North Carolina State University has recently conducted research revealing an “oversight in a radioisotope dating technique used to date everything from meteorites to geologic samples,” which means that “scientists have likely overestimated the ages of many samples.” This research was done in the university’s Nuclear Engineering Department by Associate Professor Robert Hayes and a report published in the journal Nuclear Technology.1
To claim a key flaw has been found in the radioisotope dating methodology, which underpins the millions-of-years edifice of all modern secular geology, is quite extraordinary. Such an extraordinary claim requires extraordinary evidence to back it up, and since this is a complicated subject, it requires some preliminary explanations so that the details of this claim and the evidence for it can be readily understood.
Atoms, Isotopes, and Radioisotopes
Every chemical element is made up of atoms unique to it. All atoms consist of a nucleus around which electrons (negatively-charged particles) orbit. Within the nucleus of nearly all atoms are protons and neutrons, positively-charged and neutral particles respectively.
All the atoms in each chemical element have the same number of protons in their nuclei. That number is called the atomic number of the element. Element 1 is hydrogen with one proton in its nucleus. Its chemical symbol is H. One of the heaviest elements is uranium with 92 protons in its nucleus and symbol U.
The combined number of protons and neutrons in an atom’s nucleus is called its atomic weight, because almost all the weight or mass of an atom is in its nucleus. However, the number of neutrons in the nucleus of each atom is not always the same. Often there are equal numbers of neutrons and protons, but sometimes there are more neutrons than protons.
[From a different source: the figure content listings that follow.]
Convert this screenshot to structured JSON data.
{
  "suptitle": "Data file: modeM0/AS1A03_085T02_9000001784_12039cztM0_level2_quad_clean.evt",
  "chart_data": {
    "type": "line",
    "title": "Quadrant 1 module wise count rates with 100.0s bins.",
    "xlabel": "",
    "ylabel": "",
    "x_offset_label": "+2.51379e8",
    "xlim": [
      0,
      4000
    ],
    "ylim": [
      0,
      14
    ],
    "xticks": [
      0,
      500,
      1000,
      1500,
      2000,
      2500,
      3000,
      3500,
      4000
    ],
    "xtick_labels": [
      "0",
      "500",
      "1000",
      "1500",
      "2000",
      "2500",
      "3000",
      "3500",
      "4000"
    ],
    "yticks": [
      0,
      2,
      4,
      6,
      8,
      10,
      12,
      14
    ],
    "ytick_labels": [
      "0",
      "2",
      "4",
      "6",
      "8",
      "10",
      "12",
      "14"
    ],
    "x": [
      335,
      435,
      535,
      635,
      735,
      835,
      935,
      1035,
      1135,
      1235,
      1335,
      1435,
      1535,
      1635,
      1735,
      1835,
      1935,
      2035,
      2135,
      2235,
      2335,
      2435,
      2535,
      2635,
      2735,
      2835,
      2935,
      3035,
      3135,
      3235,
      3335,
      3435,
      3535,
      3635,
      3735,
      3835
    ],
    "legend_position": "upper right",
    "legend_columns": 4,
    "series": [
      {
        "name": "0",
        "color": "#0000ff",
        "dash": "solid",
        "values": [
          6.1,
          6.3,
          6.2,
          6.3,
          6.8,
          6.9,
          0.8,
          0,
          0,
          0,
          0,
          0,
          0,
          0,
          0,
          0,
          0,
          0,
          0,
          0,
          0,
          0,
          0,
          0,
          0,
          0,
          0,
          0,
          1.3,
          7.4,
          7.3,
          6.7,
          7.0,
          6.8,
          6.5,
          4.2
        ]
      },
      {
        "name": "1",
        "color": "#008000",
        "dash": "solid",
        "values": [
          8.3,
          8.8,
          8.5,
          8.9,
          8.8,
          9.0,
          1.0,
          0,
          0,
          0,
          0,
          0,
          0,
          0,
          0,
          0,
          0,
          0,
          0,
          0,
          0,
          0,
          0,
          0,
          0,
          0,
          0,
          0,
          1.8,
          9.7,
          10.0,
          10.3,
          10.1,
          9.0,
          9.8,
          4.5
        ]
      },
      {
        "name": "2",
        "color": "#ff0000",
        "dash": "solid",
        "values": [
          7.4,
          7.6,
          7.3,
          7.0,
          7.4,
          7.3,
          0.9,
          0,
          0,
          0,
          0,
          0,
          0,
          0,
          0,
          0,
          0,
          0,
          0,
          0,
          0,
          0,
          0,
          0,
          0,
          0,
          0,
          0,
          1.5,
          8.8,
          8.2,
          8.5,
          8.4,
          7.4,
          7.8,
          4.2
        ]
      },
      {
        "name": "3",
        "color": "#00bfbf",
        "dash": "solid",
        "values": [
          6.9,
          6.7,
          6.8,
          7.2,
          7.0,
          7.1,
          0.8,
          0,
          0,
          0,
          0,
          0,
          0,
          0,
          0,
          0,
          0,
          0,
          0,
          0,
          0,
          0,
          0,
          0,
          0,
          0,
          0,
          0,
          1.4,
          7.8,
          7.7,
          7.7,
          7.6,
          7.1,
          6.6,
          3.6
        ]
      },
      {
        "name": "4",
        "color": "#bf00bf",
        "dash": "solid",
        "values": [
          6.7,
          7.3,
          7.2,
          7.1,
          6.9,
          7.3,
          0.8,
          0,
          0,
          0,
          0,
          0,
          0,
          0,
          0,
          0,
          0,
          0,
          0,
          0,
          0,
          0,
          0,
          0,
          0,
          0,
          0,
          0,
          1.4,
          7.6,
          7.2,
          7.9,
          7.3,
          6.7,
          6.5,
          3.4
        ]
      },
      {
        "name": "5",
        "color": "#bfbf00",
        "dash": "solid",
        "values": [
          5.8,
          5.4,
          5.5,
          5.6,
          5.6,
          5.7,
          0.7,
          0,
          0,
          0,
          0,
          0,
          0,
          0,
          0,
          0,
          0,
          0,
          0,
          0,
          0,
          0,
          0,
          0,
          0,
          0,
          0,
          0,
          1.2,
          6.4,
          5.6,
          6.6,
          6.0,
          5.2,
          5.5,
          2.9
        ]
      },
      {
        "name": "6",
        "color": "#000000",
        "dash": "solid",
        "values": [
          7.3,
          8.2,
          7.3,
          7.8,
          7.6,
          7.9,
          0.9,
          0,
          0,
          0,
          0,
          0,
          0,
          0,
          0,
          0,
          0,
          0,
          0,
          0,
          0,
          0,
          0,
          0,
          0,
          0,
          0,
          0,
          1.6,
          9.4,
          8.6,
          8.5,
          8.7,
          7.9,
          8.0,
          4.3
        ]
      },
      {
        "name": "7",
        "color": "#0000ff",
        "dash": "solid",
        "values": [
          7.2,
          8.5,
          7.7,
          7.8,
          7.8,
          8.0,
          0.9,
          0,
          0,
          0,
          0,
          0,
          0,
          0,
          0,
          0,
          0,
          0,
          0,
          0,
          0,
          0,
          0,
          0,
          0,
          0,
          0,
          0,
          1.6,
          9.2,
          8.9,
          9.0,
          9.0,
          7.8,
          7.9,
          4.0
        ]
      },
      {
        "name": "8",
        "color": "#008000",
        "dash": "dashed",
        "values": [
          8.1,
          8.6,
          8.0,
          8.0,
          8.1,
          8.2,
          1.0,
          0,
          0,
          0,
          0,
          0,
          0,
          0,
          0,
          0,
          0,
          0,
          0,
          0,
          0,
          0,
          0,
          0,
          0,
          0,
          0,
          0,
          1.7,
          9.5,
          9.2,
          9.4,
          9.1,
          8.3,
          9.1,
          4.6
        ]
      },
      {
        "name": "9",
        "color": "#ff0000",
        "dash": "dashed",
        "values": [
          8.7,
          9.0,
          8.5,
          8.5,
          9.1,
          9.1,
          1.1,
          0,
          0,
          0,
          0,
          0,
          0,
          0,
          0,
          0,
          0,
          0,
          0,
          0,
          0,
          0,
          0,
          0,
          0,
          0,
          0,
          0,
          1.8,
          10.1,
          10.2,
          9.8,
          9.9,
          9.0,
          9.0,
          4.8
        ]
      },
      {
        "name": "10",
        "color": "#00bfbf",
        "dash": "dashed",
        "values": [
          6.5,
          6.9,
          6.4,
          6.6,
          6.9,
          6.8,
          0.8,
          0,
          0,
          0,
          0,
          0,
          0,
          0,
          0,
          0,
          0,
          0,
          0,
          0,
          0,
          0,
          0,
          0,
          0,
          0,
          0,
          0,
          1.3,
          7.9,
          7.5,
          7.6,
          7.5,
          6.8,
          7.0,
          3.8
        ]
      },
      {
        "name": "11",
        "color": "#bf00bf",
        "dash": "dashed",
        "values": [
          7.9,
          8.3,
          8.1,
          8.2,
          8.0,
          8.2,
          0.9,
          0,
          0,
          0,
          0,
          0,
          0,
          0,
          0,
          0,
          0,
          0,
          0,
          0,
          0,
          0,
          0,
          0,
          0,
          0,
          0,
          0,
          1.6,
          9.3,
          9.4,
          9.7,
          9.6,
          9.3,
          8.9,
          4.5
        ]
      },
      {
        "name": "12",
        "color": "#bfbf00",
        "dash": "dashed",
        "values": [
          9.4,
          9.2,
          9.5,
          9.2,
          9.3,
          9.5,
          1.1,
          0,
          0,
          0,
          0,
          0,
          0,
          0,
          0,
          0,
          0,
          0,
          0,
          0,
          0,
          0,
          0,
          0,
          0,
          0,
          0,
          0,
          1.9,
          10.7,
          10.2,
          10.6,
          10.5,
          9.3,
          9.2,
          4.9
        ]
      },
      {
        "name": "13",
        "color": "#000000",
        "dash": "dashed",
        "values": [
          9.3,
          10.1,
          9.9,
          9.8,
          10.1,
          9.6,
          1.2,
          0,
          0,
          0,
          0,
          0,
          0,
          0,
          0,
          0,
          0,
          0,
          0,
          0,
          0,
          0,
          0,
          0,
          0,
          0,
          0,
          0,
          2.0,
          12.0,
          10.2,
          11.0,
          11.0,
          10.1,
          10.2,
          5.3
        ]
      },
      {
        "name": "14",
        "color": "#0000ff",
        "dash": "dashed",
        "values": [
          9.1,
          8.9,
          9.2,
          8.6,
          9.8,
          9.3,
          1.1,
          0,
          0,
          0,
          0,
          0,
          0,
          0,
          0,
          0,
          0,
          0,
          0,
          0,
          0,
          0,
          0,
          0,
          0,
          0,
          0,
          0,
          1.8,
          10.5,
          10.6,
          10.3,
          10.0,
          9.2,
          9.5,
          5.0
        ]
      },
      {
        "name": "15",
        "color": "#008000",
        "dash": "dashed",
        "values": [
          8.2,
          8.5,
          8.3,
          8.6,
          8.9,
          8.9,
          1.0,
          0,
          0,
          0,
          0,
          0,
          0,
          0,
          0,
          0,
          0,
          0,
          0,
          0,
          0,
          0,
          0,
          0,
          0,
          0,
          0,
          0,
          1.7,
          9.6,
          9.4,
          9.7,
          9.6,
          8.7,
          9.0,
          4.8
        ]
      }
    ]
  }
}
Thus every element has atoms with the same atomic number, but its atoms can have several different atomic weights because of the different numbers of neutrons. Atoms of the same element that have different atomic weights are called isotopes of that element.
For example, carbon (symbol C) is element 6 because it has six protons in every one of its atoms. However, while most carbon atoms have 6 neutrons in their nuclei, there are a few atoms with seven and even fewer atoms with eight neutrons in their nuclei. We distinguish these isotopes of carbon from one another by their different atomic weights as carbon-12, carbon-13, and carbon-14, or in “shorthand” as 12C, 13C and 14C (see figure 1).